- Route of the EO21 road, in blue

Route information
- Length: 41.5 km (25.8 mi)
- Existed: 9 July 1963–present

Major junctions
- North end: Filippiada
- South end: Preveza

Location
- Country: Greece
- Regions: Epirus
- Primary destinations: Filippiada; Preveza;

Highway system
- Highways in Greece; Motorways; National roads;
| ← EO20 |  | → EO22 |

= Greek National Road 21 =

Trunk road in Greece

Greek National Road 21 (Εθνική Οδός 21), abbreviated as the EO21, is a national road in western Greece. The EO21 runs within the Preveza regional unit, from Filippiada to Preveza.

==Route==

The EO21 is officially defined as a north–south road within the Preveza regional unit: the EO21 branches off the EO5 south of Filippiada and heads south to Preveza, passing through Louros and Nicopolis (for the EO19).
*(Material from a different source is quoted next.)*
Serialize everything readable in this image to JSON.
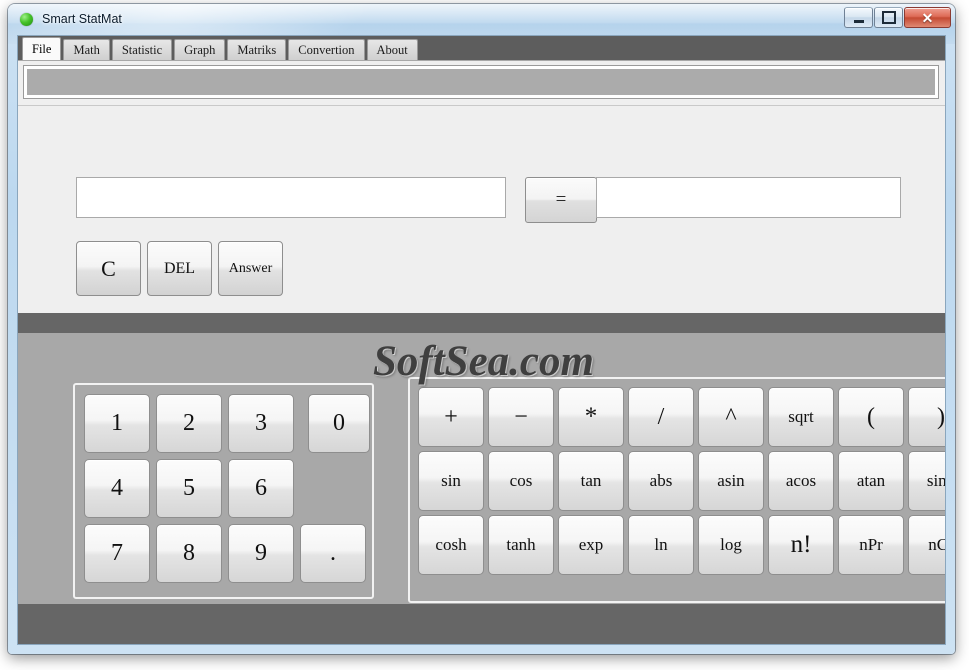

At Preveza, the road connects with the Igoumenitsa–Actium National Road (also the E55).

==History==

Ministerial Decision G25871 of 9 July 1963 created the EO21 from the old EO20, which existed by royal decree from 1955 until 1963, and followed the same route as the current EO21. The road became part of the secondary network in 1995.